The great traveller Jan Morris always likes to visit a courtroom and to hunt down a Henry Moore statue when she gets to a new city. She gets a flavour from the crims and lawyers, and she seems to regard a Henry Moore the way I do a fictional detective – part of the paraphernalia of modern cityhood.
Is there a city worth its salt which cannot boast a fictional PI, forensic investigator, police detective or even a gifted amateur sleuth? I wonder. Some cities field so many fictional detectives that the real mystery is why they don’t meet. When I met Arnaldur Idradasson, writing about Rekjavyik, he admitted that he not only had to create a detective for the city, he had to invent an entire homicide squad. Iceland does not have a homicide squad. But he also brings the city he writes about to life; gloomy, but alive.
Izzy and I eat breakfast in a diner on the way to the city art museum. It is run by a Greek with a huge patriarchal beard and kindly eyes. We have grits and bacon and curious strips of ground, mixed beef and lamb, called gyros and pronounced, according to our host, like the very single currency with which Greece itself is struggling.
Instead of a courtroom, I choose to see the Eudora Welty House.

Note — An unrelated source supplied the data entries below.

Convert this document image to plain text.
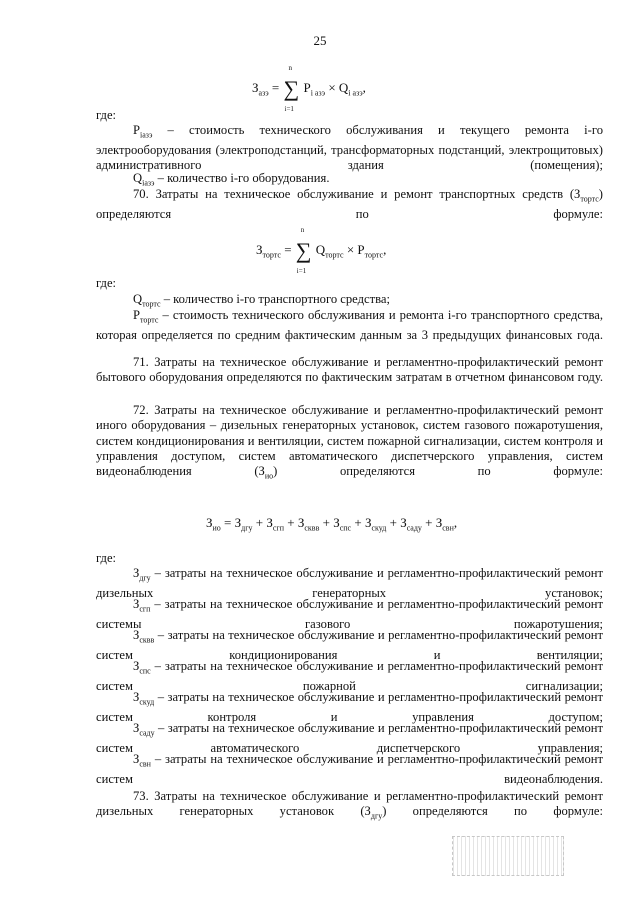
25
$З_{азэ}$ = ∑
n
i=1
$P_{i азэ} \times Q_{i азэ}$,

где:

$Р_{iазэ}$ – стоимость технического обслуживания и текущего ремонта i-го электрооборудования (электроподстанций, трансформаторных подстанций, электрощитовых) административного здания (помещения);

$Q_{iазэ}$ – количество i-го оборудования.

70. Затраты на техническое обслуживание и ремонт транспортных средств $(З_{тортс})$ определяются по формуле:

$З_{тортс}$ = ∑
n
i=1
$Q_{тортс} \times P_{тортс}$,

где:

$Q_{тортс}$ – количество i-го транспортного средства;

$Р_{тортс}$ – стоимость технического обслуживания и ремонта i-го транспортного средства, которая определяется по средним фактическим данным за 3 предыдущих финансовых года.

71. Затраты на техническое обслуживание и регламентно-профилактический ремонт бытового оборудования определяются по фактическим затратам в отчетном финансовом году.

72. Затраты на техническое обслуживание и регламентно-профилактический ремонт иного оборудования – дизельных генераторных установок, систем газового пожаротушения, систем кондиционирования и вентиляции, систем пожарной сигнализации, систем контроля и управления доступом, систем автоматического диспетчерского управления, систем видеонаблюдения $(З_{ио})$ определяются по формуле:

$З_{ио} = З_{дгу} + З_{сгп} + З_{сквв} + З_{спс} + З_{скуд} + З_{сaду} + З_{свн}$,

где:

$З_{дгу}$ – затраты на техническое обслуживание и регламентно-профилактический ремонт дизельных генераторных установок;

$З_{сгп}$ – затраты на техническое обслуживание и регламентно-профилактический ремонт системы газового пожаротушения;

$З_{сквв}$ – затраты на техническое обслуживание и регламентно-профилактический ремонт систем кондиционирования и вентиляции;

$З_{спс}$ – затраты на техническое обслуживание и регламентно-профилактический ремонт систем пожарной сигнализации;

$З_{скуд}$ – затраты на техническое обслуживание и регламентно-профилактический ремонт систем контроля и управления доступом;

$З_{саду}$ – затраты на техническое обслуживание и регламентно-профилактический ремонт систем автоматического диспетчерского управления;

$З_{свн}$ – затраты на техническое обслуживание и регламентно-профилактический ремонт систем видеонаблюдения.

73. Затраты на техническое обслуживание и регламентно-профилактический ремонт дизельных генераторных установок $(З_{дгу})$ определяются по формуле:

Great, late, witty Southern writer, she wrote great short stories – The Petrified Man is superb – and won a Pulitzer Prize for The Optimist’s Daughter. She also received a special Reader’s Award from the Mystery Writers of America, in the form of a ceramic raven. She was a great reader of detective stories. She had a twisted mind and a perfect ear for the cadences of speech; southern speech. It is, Izzy points out, rewarding but oddly tiring to read some of her short stories, because you have to keep putting on a southern accent in your head.

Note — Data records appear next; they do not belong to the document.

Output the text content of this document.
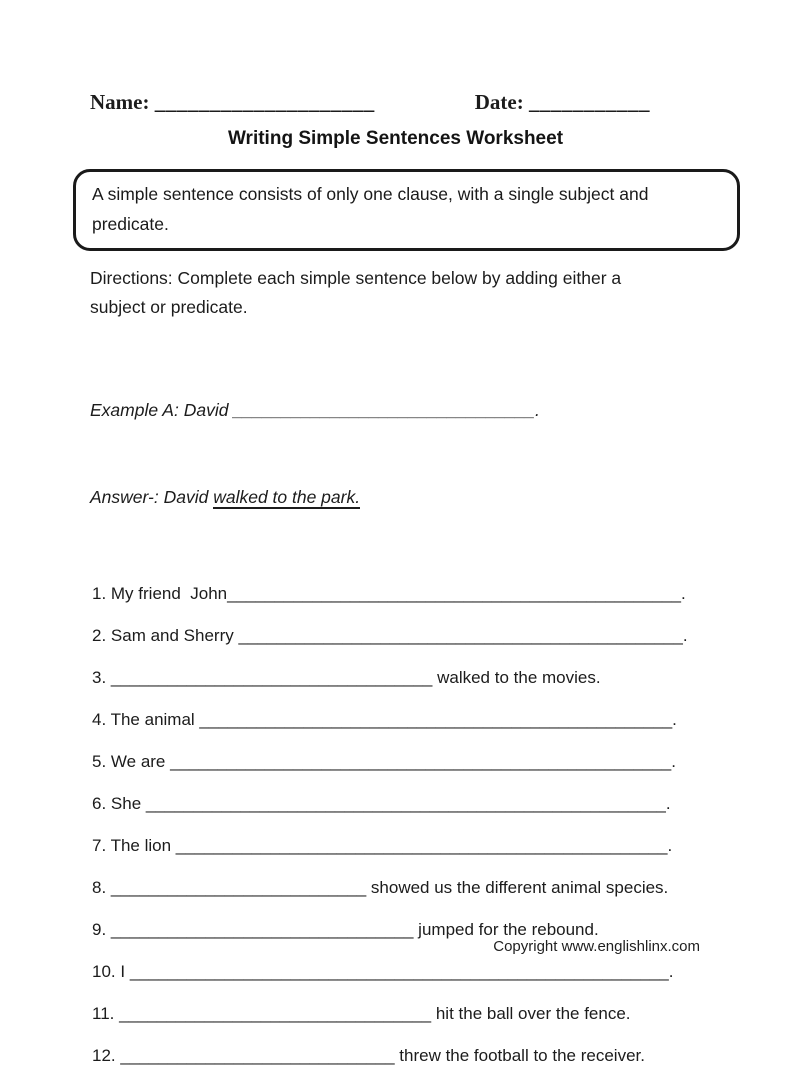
Name: ____________________	Date: ___________
Writing Simple Sentences Worksheet
A simple sentence consists of only one clause, with a single subject and predicate.
Directions: Complete each simple sentence below by adding either a subject or predicate.

Example A: David _______________________________.

Answer-: David walked to the park.

1. My friend  John________________________________________________.
2. Sam and Sherry _______________________________________________.
3. __________________________________ walked to the movies.
4. The animal __________________________________________________.
5. We are _____________________________________________________.
6. She _______________________________________________________.
7. The lion ____________________________________________________.
8. ___________________________ showed us the different animal species.
9. ________________________________ jumped for the rebound.
10. I _________________________________________________________.
11. _________________________________ hit the ball over the fence.
12. _____________________________ threw the football to the receiver.
Copyright www.englishlinx.com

The raven turns out to be the only award on display in the house. It sits in her spare bedroom, on the side table. The Pulitzer, meanwhile, is hidden in a box in a cupboard.
I have mixed feelings about this. I was not at the ceremony to collect my Edgar Award from the Mystery Writers: my publisher was too cheap to take the risk of bringing me to NYC, on the reasonable assumption that I wouldn’t win. She collected it on my behalf, a china Edgar Allen Poe.
She still has it. I have even seen it, in her office. I have suggested bringing it away but she is afraid it might break.
I told a bookseller in Philadelphia about this once, and he very sweetly fetched a plastic statuette of Edgar Allen Poe with a huge nodding head on a spring. So I have that.
The reason to visit a house is, of course, to get inside a house in a strange town.
Eudora’s house is plain, large, straightforward and full of light. She has 5000 books, according to the guide; some of them are the same editions as mine – I notice Waugh’s Letters; but as Izzy points out, if she has 5,000 books we must have 15,000. Bibliomania is a disease, but a vaguely social one.
Eudora had a big garden, divided into rooms; the rose garden is full of English and Irish roses. The trees have just come into leaf. She died less than ten years ago, in her nineties, having never married; she always meant to leave her house as a museum and so, towards the end of her life, she had volunteers from a museum trust re-doing her garden for her and cataloguing everyday objects and books in her house. She was, in fact, curated to death. But it must have amused her to have the garden done so nicely for nothing.
Later I bite the bullet and go to Lemuria Books, to talk and sign copies of An Evil Eye. It is a beautiful bookshop, on the first floor of a small block off a ten-lane highway. For Jackson, I suppose, that’s a neighbourhood. The guys and girls who run the store are also funny and welcoming.
We are impressed by the hugeness of the South, especially the enormous dedication to cheese. It appears everywhere, sprinkled on our sweet-potato chips, welded to a fish fillet, draped odalisque-like over a burger, grated into a salad. It is a very cheese friendly place.